How do you sustain attention? Through stories. The best way to connect with other humans is to tell human stories. That’s how you keep people coming back, because they can see themselves within the stories and want to keep reading.
Telling vs. Telling a Story
Let’s look at a couple of different examples of writing through telling vs. telling a story.
Here’s a perfectly well written sentence:
There is nothing more unfathomably sad than the loss of a child.
Simple, declarative, to the point. Maybe the adverb is a bit lazy, but that’s ok. The sentence sets the stakes for whatever will come next. It communicates the writer’s ideas quite effectively. If it’s the opening of a book, you’re probably in for some heavy stuff!
Now, check this out:
For sale: baby shoes, never worn.
Well! Shit! With six words, the sentence offers a roller coaster of emotions (forgive the cliche) and a deeply personal connection to the reader. The sentence isn’t at all clear in the mechanics of the ideas, demanding questions from the reader: Who is selling the shoes? What happened to the baby? Is the baby ok? Probably not, right?
But what it lacks in details, it makes up in evoking a clear emotional connection in the reader. I still can’t read that sentence without a deep pain filling my chest. Whatever comes after this sentence, I’m going to want to read. How can you not?
Let’s use an expanded example that’s a bit more relevant to modern writing:
Mo Jarmon always wore two things: one was his father’s old wristwatch.
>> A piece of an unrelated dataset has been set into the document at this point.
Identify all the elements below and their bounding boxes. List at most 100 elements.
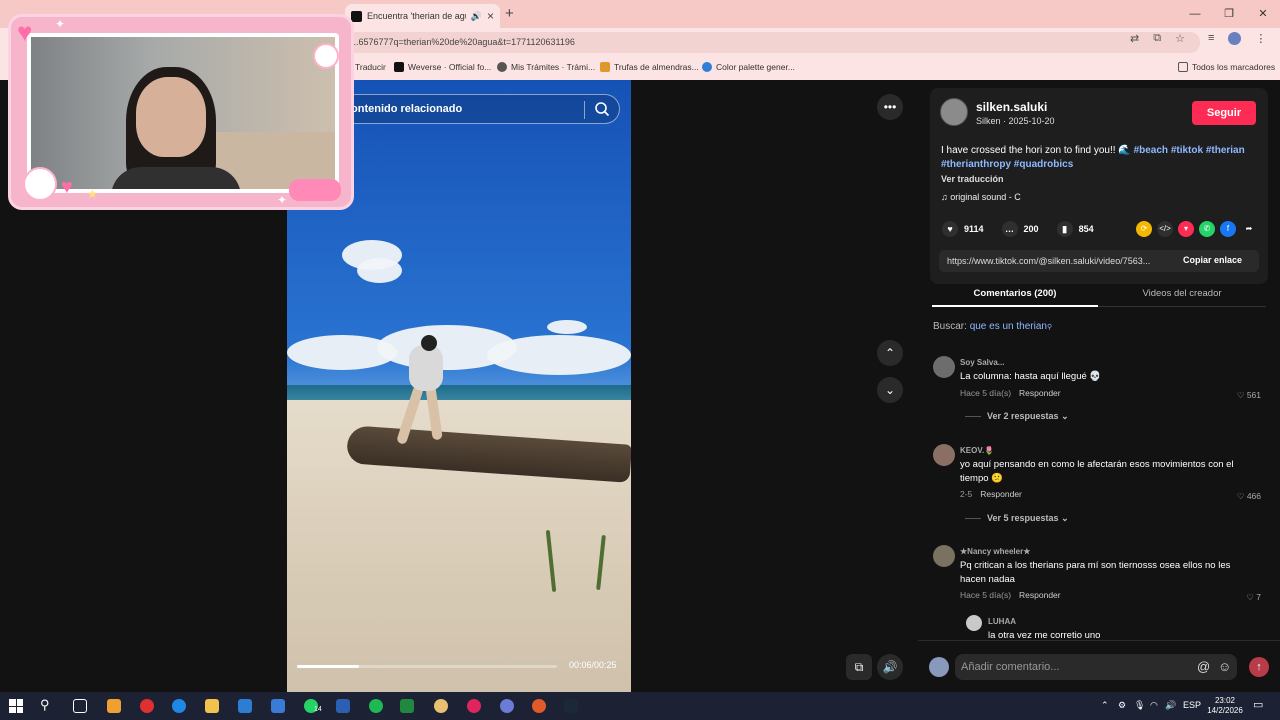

The other was a smile.
Mo wore the watch backwards, with the face on the inside of his wrist. If you asked him why, his smile would grow larger and he’d say it was how his father wore it. He'd tell you that one of his earliest memories was hanging off his father’s arm, looking up at the face of the watch, as he was slowly pulled up to eye level.
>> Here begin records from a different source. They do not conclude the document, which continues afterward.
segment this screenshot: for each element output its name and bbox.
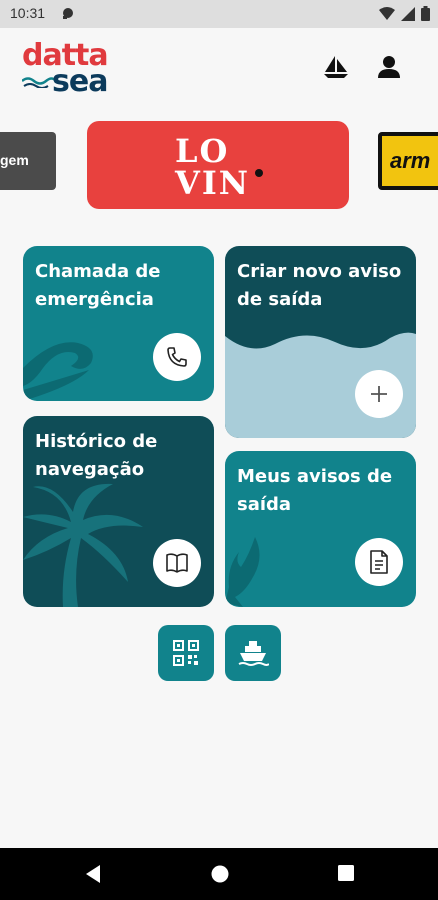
lovin-logo: LO VIN — [175, 132, 251, 202]
phone-button[interactable] — [153, 333, 201, 381]
ship-button[interactable] — [225, 625, 281, 681]
emergency-call-card[interactable]: Chamada de emergência — [23, 246, 214, 401]
navigation-history-card[interactable]: Histórico de navegação — [23, 416, 214, 607]
qr-code-icon — [173, 640, 199, 666]
emergency-call-title: Chamada de emergência — [35, 261, 161, 310]
status-bar: 10:31 — [0, 0, 438, 28]
status-icons — [379, 6, 430, 25]
partner-carousel[interactable]: gem LO VIN arm — [0, 118, 438, 213]
wifi-icon — [379, 6, 395, 25]
partner-banner-lovin[interactable]: LO VIN — [87, 121, 349, 209]
new-departure-notice-card[interactable]: Criar novo aviso de saída — [225, 246, 416, 438]
signal-icon — [401, 6, 415, 25]
app-logo[interactable]: datta sea — [22, 38, 122, 99]
my-departure-notices-title: Meus avisos de saída — [237, 466, 393, 515]
user-icon[interactable] — [376, 54, 402, 84]
fish-decoration-icon — [225, 537, 260, 607]
partner-banner-right[interactable]: arm — [378, 132, 438, 190]
phone-icon — [167, 347, 187, 367]
battery-icon — [421, 6, 430, 25]
recents-icon[interactable] — [337, 864, 355, 886]
partner-banner-right-text: arm — [390, 148, 431, 173]
app-header: datta sea — [0, 28, 438, 108]
status-time: 10:31 — [10, 5, 46, 21]
navigation-history-title: Histórico de navegação — [35, 431, 158, 480]
my-departure-notices-card[interactable]: Meus avisos de saída — [225, 451, 416, 607]
logo-text-bottom: sea — [52, 64, 108, 99]
add-notice-button[interactable] — [355, 370, 403, 418]
ship-icon — [238, 641, 269, 666]
notification-icon — [60, 6, 76, 26]
partner-banner-left[interactable]: gem — [0, 132, 56, 190]
new-departure-notice-title: Criar novo aviso de saída — [237, 261, 402, 310]
document-icon — [370, 550, 388, 574]
partner-banner-left-text: gem — [0, 152, 29, 168]
wave-decoration-icon — [23, 342, 93, 401]
back-icon[interactable] — [84, 864, 102, 888]
lovin-dot — [255, 169, 263, 177]
sailboat-icon[interactable] — [322, 54, 350, 86]
my-notices-button[interactable] — [355, 538, 403, 586]
home-icon[interactable] — [210, 864, 230, 888]
wave-icon — [22, 77, 56, 88]
system-nav-bar — [0, 848, 438, 900]
book-icon — [166, 553, 188, 573]
plus-icon — [371, 386, 387, 402]
palm-tree-decoration — [23, 483, 143, 607]
qr-code-button[interactable] — [158, 625, 214, 681]
history-button[interactable] — [153, 539, 201, 587]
What he wouldn’t tell you was that his father didn’t give him the watch. Mo found it at the back of an old desk in his parent’s guest bedroom, as he was moving them out of their house into a nursing home. Mo asked his father for the watch, and he said yes, with the same puzzled look he’d always had whenever Mo asked him for something.
See, Mo was a middle child and rarely had the chance to ask for much. He learned quickly in life that requests were for other people, mostly his older sister and younger brother. He also learned the best way to get along was to smile and stay out of the way.
The watch was always on his wrist, and the smile was always on his face. They remained - through all his success - for a simple reason: Mo did not believe he could ask for what he wanted. The watch and the smile were not markers of a happy childhood, or a warm and helpful personality, but instead of a deep fear that he was not enough, and never would be.
If this was a fiction story, the writer could then tell Mo's journey towards self-actualization and fulfillment, or a possible descent further into insecurity. If this was a nonfiction article or book, maybe one on leadership or self help, the writer could go on to talk about how we all are Mo on some days and how everyone struggles with articulating what they need in life. The writer could bring in further evidence to illustrate how doubt plagues the best leaders, as well as advice on how to avoid the trap Mo found himself in.
There are many ways to take this story, because it makes us want to keep reading. We want to know what comes next. The story makes us care about Mo, because we see he is human with very human challenges, and we recognize our own challenges within his.
We want to keep reading, and deepen the connection, because we want to know the end of his story. It reflects our own deep existential desires: We want to know what the end of our own story might be. It might be sad, it might be happy, or (more likely) some combination of all these things and more.
Either way, though, if the writer is skilled, the story about Mo or Luke Skywalker or Huck Finn headed down the river or the other Wes Moore, keeps us reading. We want to deepen our connection with that person in the story - real or not.
The uncertainty in storytelling, and our desire to know what will happen, mirrors our own desire to know what will happen in our own lives. There’s no better way to get a reader hooked.